H. Mashur Dan Ahli Warisnya di dampingi LSM LKPK memasang Spanduk Pelarangan Penggunaan Sawah

Pasuruan,- Keluarga H. Mashur, Desa Pajaran, Kecamatan Rembang, Pasuruan kembali meramaikan sawahnya yang disengketakan oleh Kepala Desa Pajaran, Irhamul Ibad.

Dengan memasang spanduk bertuliskan “Tanah ini dalam pengawasan Lembaga Komunitas Pengawas Korupsi”

Pemasang spanduk tersebut dilakukan oleh keluarga H. Mashur dan didampingi pengurus LKPK Kabupaten Pasuruan, pada jumat, 5 Juni kemarin sore pukul 16.30 .

Sengketa sawah yang telah berlangsung 3 tahun itu bermula ketika H. Wafi (almarhum) yang meminjam sawah saudaranya, H. Mashur dan kemudian menjualnya kepada Gus Muhib, tokoh masyarakat Desa Pajaran tanpa seizin H. Mashur. Seperti diketahui sawah tersebut dijual oleh almarhum H. Wafi dengan hanya menggunakan SPPT (Surat Pemberitahuan Pajak Terhutang) tanpa menggunakan pethok D sebagai bukti kepemilikan tanah, dengan harga Rp 80 juta ketika itu.

Mengetahui sawah tersebut bermasalah, Gus Muhib yang merasa tertipu akhirnya menjual sawahnya tersebut kepada Watini, istri Kepala Desa Pajaran. Menurut penuturan Rido’i, anak H Mashur, sawah tersebut kemudian dibeli oleh Watini seharga Rp 30 juta.

Dari Watini inilah kemudian sawah H. Mashur dijual lagi ke warga Singosari Malang. Dan lagi lagi, penjualan sawah tersebut hanya menggunakan SPPT saja. Hanya saja, menurut penuturan Ridhoi, SPPT sawah tersebut telah berganti atas nama Watini.

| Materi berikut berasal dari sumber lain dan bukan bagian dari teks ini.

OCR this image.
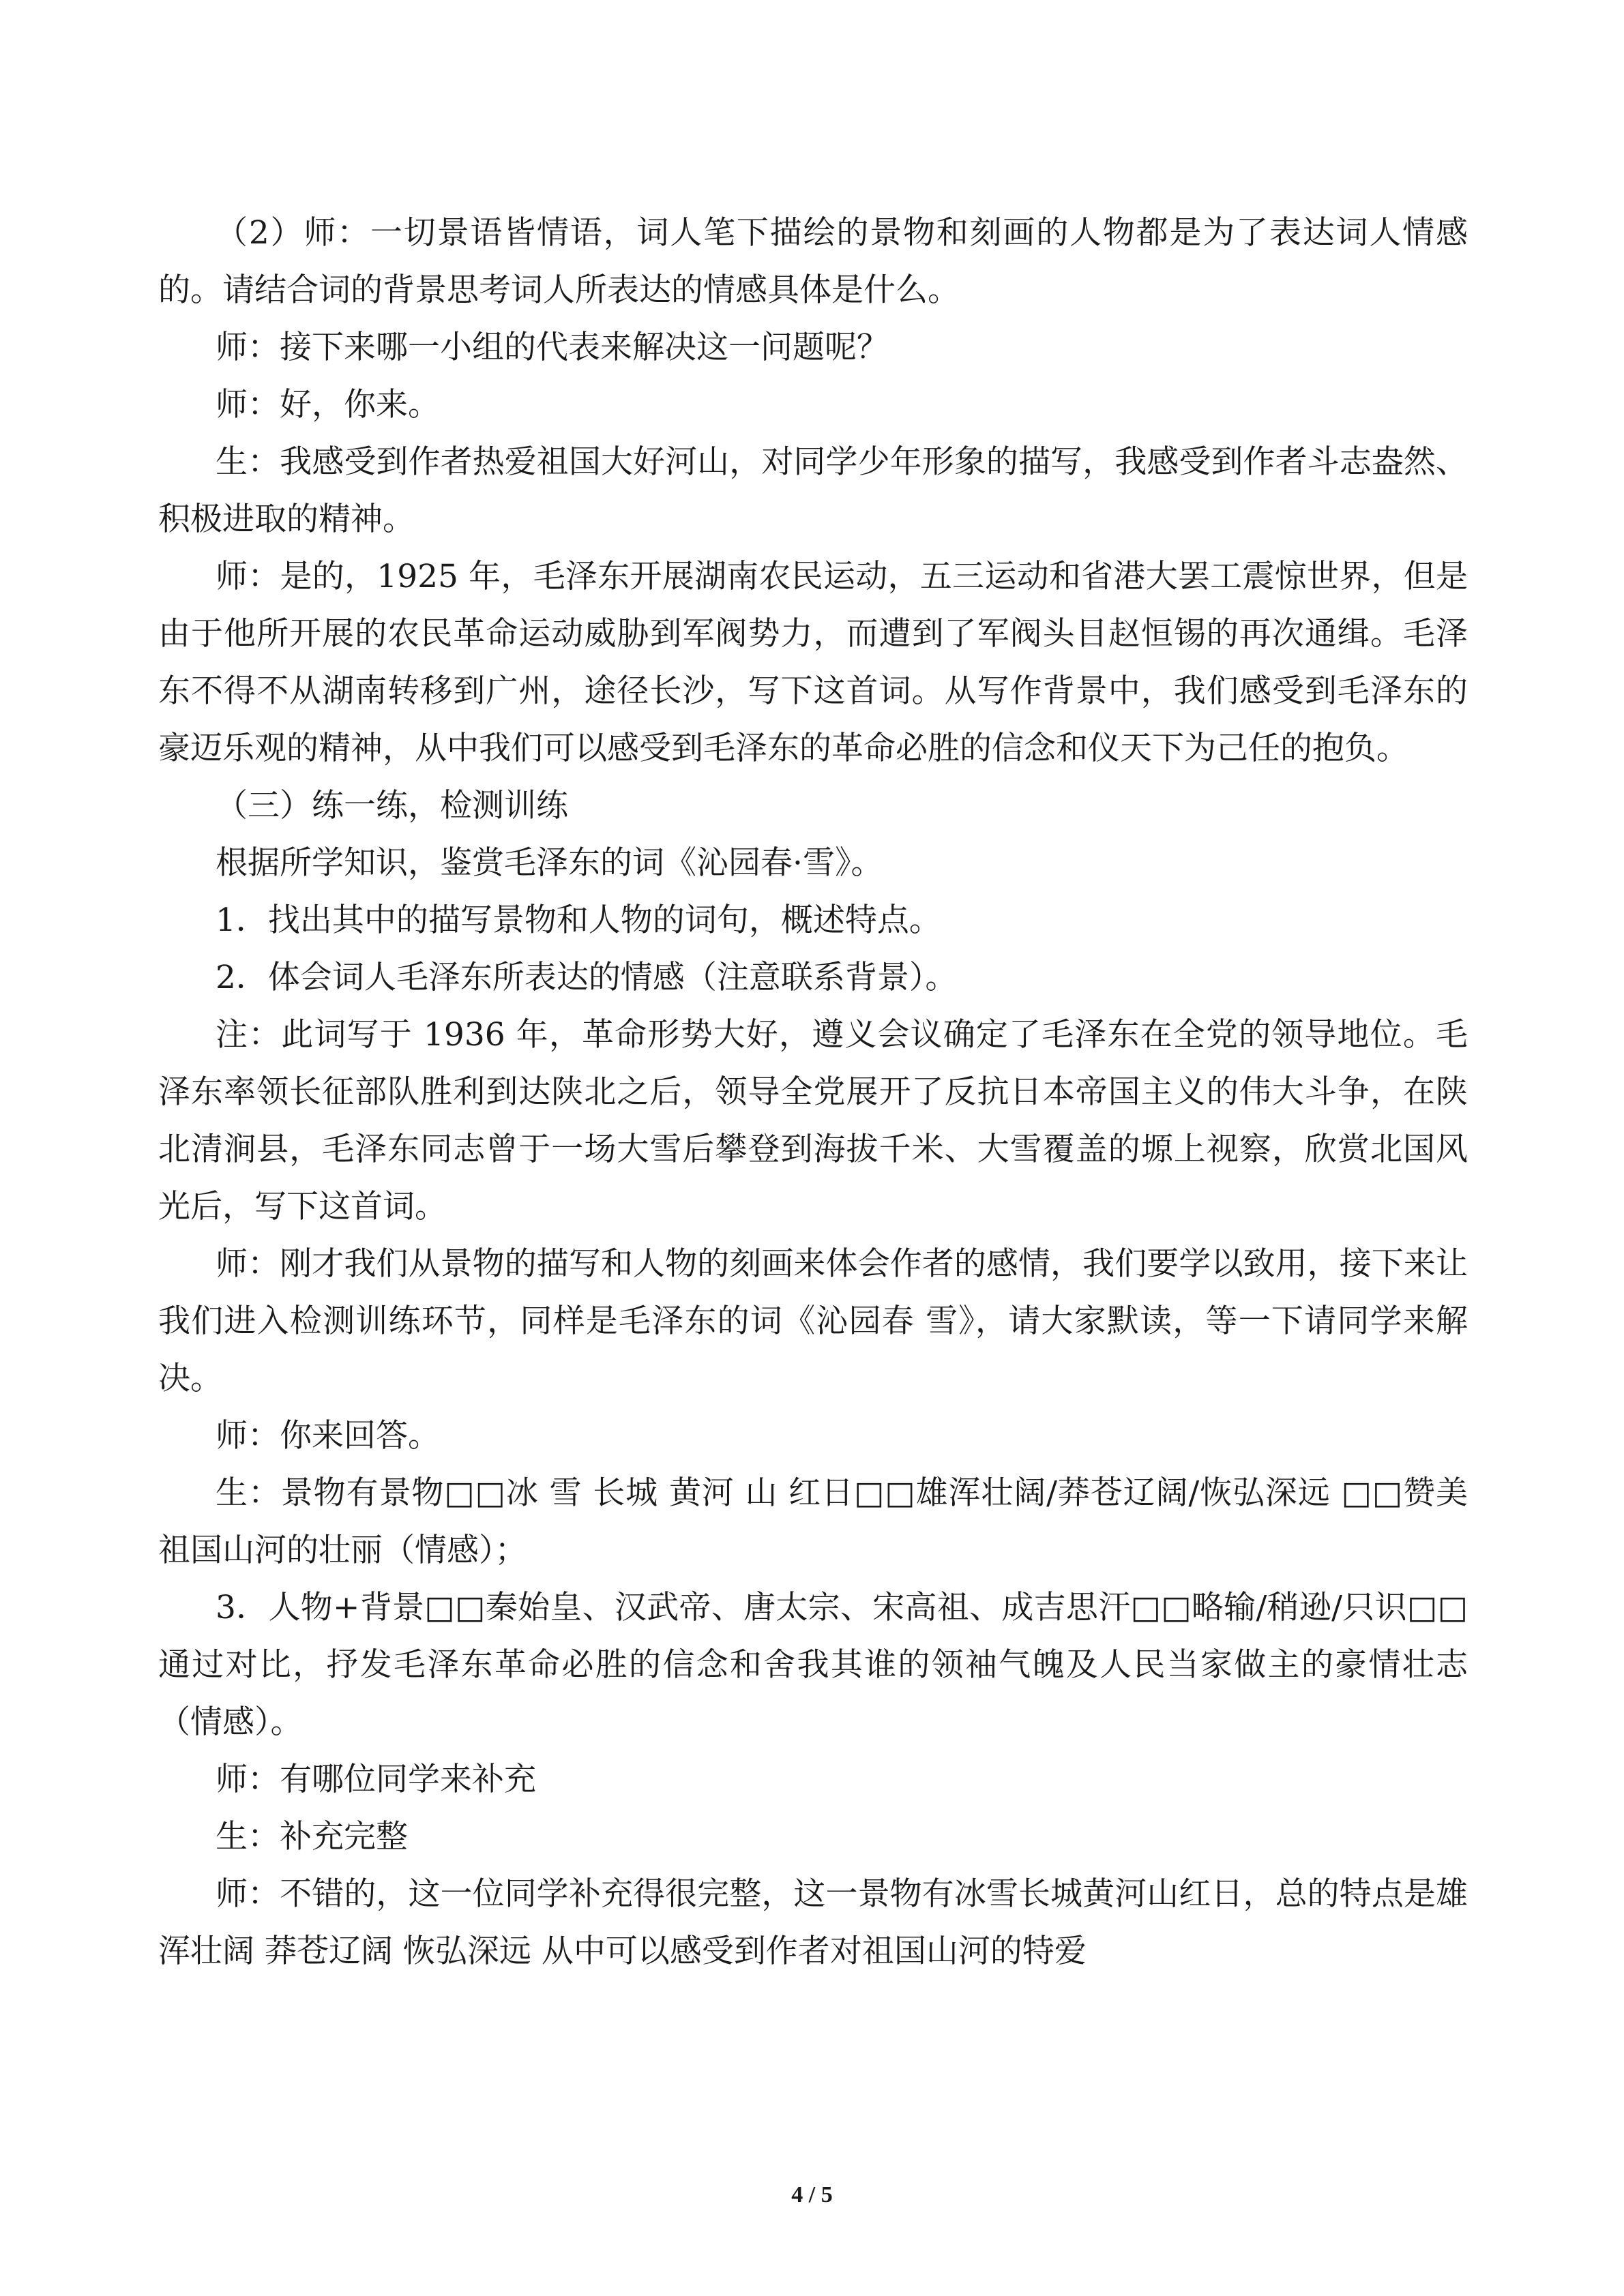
（2）师：一切景语皆情语，词人笔下描绘的景物和刻画的人物都是为了表达词人情感的。请结合词的背景思考词人所表达的情感具体是什么。

师：接下来哪一小组的代表来解决这一问题呢？

师：好，你来。

生：我感受到作者热爱祖国大好河山，对同学少年形象的描写，我感受到作者斗志盎然、积极进取的精神。

师：是的，1925 年，毛泽东开展湖南农民运动，五三运动和省港大罢工震惊世界，但是由于他所开展的农民革命运动威胁到军阀势力，而遭到了军阀头目赵恒锡的再次通缉。毛泽东不得不从湖南转移到广州，途径长沙，写下这首词。从写作背景中，我们感受到毛泽东的豪迈乐观的精神，从中我们可以感受到毛泽东的革命必胜的信念和仪天下为己任的抱负。

（三）练一练，检测训练

根据所学知识，鉴赏毛泽东的词《沁园春·雪》。

1．找出其中的描写景物和人物的词句，概述特点。

2．体会词人毛泽东所表达的情感（注意联系背景）。

注：此词写于 1936 年，革命形势大好，遵义会议确定了毛泽东在全党的领导地位。毛泽东率领长征部队胜利到达陕北之后，领导全党展开了反抗日本帝国主义的伟大斗争，在陕北清涧县，毛泽东同志曾于一场大雪后攀登到海拔千米、大雪覆盖的塬上视察，欣赏北国风光后，写下这首词。

师：刚才我们从景物的描写和人物的刻画来体会作者的感情，我们要学以致用，接下来让我们进入检测训练环节，同样是毛泽东的词《沁园春 雪》，请大家默读，等一下请同学来解决。

师：你来回答。

生：景物有景物□□冰 雪 长城 黄河 山 红日□□雄浑壮阔/莽苍辽阔/恢弘深远 □□赞美祖国山河的壮丽（情感）；

3．人物+背景□□秦始皇、汉武帝、唐太宗、宋高祖、成吉思汗□□略输/稍逊/只识□□通过对比，抒发毛泽东革命必胜的信念和舍我其谁的领袖气魄及人民当家做主的豪情壮志（情感）。

师：有哪位同学来补充

生：补充完整

师：不错的，这一位同学补充得很完整，这一景物有冰雪长城黄河山红日，总的特点是雄浑壮阔 莽苍辽阔 恢弘深远 从中可以感受到作者对祖国山河的特爱

4 / 5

Sengketa sawah yang berlangsung 3 tahun ini, menurut Rido’i telah dilaporkan oleh keluarga H. Mashur yang didampingi oleh LSM LKPK Pasuruan ke Polres Pasuruan dengan pasal penyerobotan tanah.

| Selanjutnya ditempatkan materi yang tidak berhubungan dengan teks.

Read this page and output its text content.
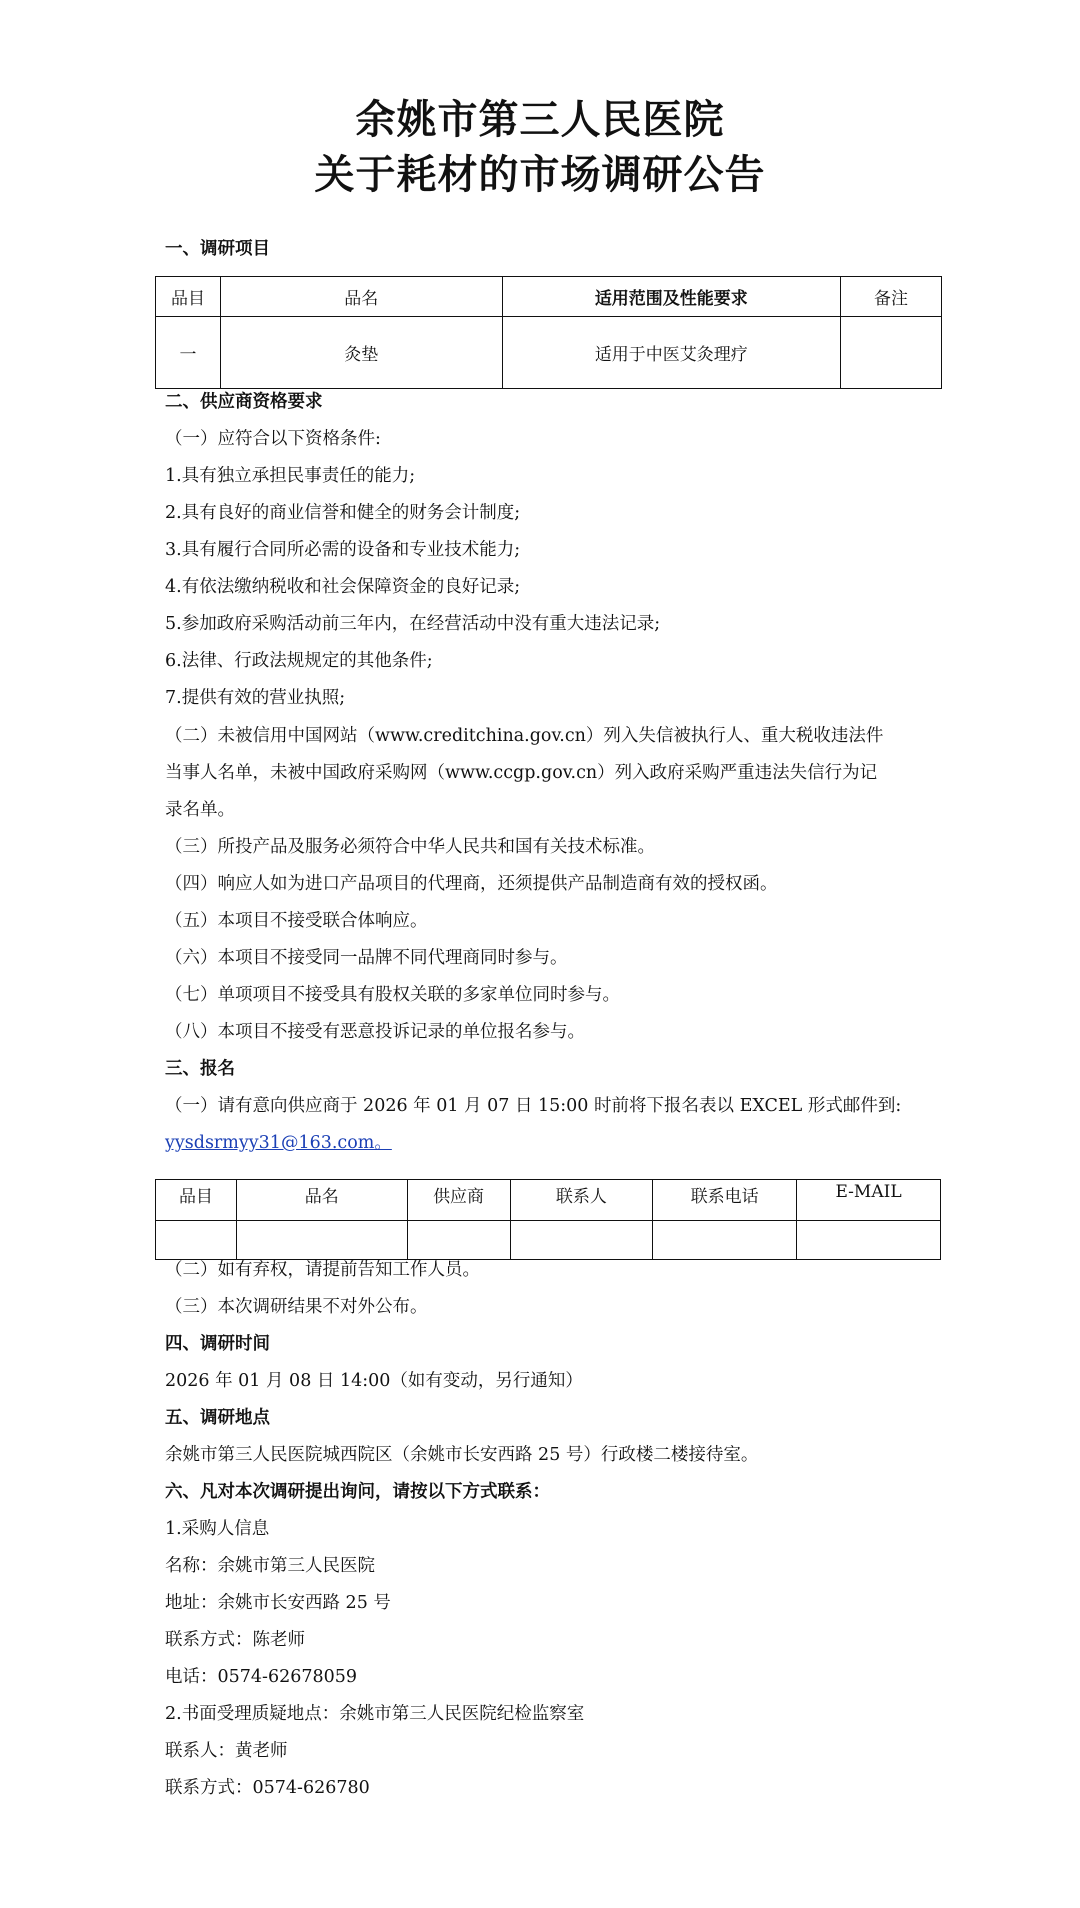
余姚市第三人民医院
关于耗材的市场调研公告
一、调研项目
品目	品名	适用范围及性能要求	备注
一	灸垫	适用于中医艾灸理疗	
二、供应商资格要求
（一）应符合以下资格条件:
1.具有独立承担民事责任的能力;
2.具有良好的商业信誉和健全的财务会计制度;
3.具有履行合同所必需的设备和专业技术能力;
4.有依法缴纳税收和社会保障资金的良好记录;
5.参加政府采购活动前三年内，在经营活动中没有重大违法记录;
6.法律、行政法规规定的其他条件;
7.提供有效的营业执照;
（二）未被信用中国网站（www.creditchina.gov.cn）列入失信被执行人、重大税收违法件
当事人名单，未被中国政府采购网（www.ccgp.gov.cn）列入政府采购严重违法失信行为记
录名单。
（三）所投产品及服务必须符合中华人民共和国有关技术标准。
（四）响应人如为进口产品项目的代理商，还须提供产品制造商有效的授权函。
（五）本项目不接受联合体响应。
（六）本项目不接受同一品牌不同代理商同时参与。
（七）单项项目不接受具有股权关联的多家单位同时参与。
（八）本项目不接受有恶意投诉记录的单位报名参与。
三、报名
（一）请有意向供应商于 2026 年 01 月 07 日 15:00 时前将下报名表以 EXCEL 形式邮件到:
yysdsrmyy31@163.com。
品目	品名	供应商	联系人	联系电话	E-MAIL

（二）如有弃权，请提前告知工作人员。
（三）本次调研结果不对外公布。
四、调研时间
2026 年 01 月 08 日 14:00（如有变动，另行通知）
五、调研地点
余姚市第三人民医院城西院区（余姚市长安西路 25 号）行政楼二楼接待室。
六、凡对本次调研提出询问，请按以下方式联系：
1.采购人信息
名称：余姚市第三人民医院
地址：余姚市长安西路 25 号
联系方式：陈老师
电话：0574-62678059
2.书面受理质疑地点：余姚市第三人民医院纪检监察室
联系人：黄老师
联系方式：0574-626780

Menurut Rido’i, mereka yang selama ini menjual belikan sawah H. Mashur itu adalah salah, karena itu sawah dijual oleh H Wafi, saudara H. Mashur tanpa persetujuan H. Mashur sebagai ahli waris dari sawah tersebut.

“Menjual tanah atau sawah tanpa persetujuan hak waris maka jual beli tersebut bisa dibatalkan sesuai KUHP pasal 1365. Disamping jual beli sawah itu juga tidak kuat karena hanya menggunakan SPPT saja. Padahal SPPT bukanlah bukti kepemilikan hak (sawah atau tanah), jelas Rido’i.

Kasus sengketa tersebut telah dilaporkan oleh keluarga H. Mashur ke Polres Pasuruan pada 12 Maret 2020 kemarin dengan pasal penyerobotan.

“Ini kok sawahnya mau digarap, sedang sengketa sawah tersebut kasusnya masih ditangani Polres Pasuruan. Mestinya mereka sebelum mengelola sawah menunggu proses hukum di Polres itu selesai,” terang H. Mashur. (mnr).